After failed attempts to make the company profitable, Jean Villers and his mother decided to leave the more than a century-old ‘Distillerie de l'Etoile’. They sold the company in 1939, in Antwerp, to Jacques Neefs.

== The building ==
The distillery was located on Guffenslaan, opposite the gendarmerie barracks, on the western section of the land between the house of notary Gruyters (now Gilissen) and the corner of Toekomststraat (now Welvaartstraat). It has meanwhile been demolished.
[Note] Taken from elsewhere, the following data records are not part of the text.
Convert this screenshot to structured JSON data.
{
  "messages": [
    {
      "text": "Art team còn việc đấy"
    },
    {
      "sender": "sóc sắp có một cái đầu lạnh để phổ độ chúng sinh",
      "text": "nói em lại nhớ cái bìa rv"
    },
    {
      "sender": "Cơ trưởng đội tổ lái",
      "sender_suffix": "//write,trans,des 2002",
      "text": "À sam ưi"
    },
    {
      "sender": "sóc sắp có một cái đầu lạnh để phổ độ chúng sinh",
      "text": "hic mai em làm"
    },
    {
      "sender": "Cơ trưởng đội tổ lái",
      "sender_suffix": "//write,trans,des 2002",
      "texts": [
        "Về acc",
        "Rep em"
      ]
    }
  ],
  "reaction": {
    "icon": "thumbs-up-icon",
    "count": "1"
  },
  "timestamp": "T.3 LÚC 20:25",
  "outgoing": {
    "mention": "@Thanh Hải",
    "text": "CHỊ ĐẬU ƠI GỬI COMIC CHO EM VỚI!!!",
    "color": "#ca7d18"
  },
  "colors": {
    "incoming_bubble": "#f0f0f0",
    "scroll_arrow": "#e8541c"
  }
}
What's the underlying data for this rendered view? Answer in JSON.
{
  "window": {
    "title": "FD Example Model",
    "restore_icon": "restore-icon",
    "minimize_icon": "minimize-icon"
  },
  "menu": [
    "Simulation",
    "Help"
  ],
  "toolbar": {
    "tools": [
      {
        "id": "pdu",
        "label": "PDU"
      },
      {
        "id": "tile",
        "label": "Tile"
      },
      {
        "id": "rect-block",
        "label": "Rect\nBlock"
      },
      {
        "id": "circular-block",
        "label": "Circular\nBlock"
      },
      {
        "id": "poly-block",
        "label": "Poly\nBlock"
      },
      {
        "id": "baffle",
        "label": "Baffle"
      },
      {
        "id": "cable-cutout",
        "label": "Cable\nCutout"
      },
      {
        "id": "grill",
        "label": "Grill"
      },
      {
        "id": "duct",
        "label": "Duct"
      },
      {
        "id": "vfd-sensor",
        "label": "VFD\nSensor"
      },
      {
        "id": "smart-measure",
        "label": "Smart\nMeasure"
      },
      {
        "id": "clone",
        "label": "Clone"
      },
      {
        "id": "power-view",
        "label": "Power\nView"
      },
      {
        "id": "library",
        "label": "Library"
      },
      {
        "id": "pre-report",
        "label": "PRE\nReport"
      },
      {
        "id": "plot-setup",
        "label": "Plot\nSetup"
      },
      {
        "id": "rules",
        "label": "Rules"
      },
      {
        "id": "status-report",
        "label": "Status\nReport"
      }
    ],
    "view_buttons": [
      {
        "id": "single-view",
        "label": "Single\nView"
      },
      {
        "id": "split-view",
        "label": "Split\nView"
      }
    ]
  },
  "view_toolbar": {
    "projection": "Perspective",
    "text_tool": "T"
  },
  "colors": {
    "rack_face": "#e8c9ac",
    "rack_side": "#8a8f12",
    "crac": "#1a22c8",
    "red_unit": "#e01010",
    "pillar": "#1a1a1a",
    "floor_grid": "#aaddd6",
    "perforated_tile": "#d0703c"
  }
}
The new ‘AG’ building has been built on its foundations.

The malt house was located on the other side of what is now Welvaartstraat, but in those days was still Oude Luikerbaan. The distillery’s livestock sheds housed more than two hundred beef cows. These cows were fattened with the spent grain left over after brewing and distilling.

The distillery had a number of livestock sheds. The first was located on Luikersteenweg and the second on Guffenslaan. An ‘isolation shed’ was located on the Begijnenpoel – Stadsomvaart, near to the current Virga Jesse Hospital. When cattle arrived, usually from Argentina, they were quarantined in this ‘isolation shed’.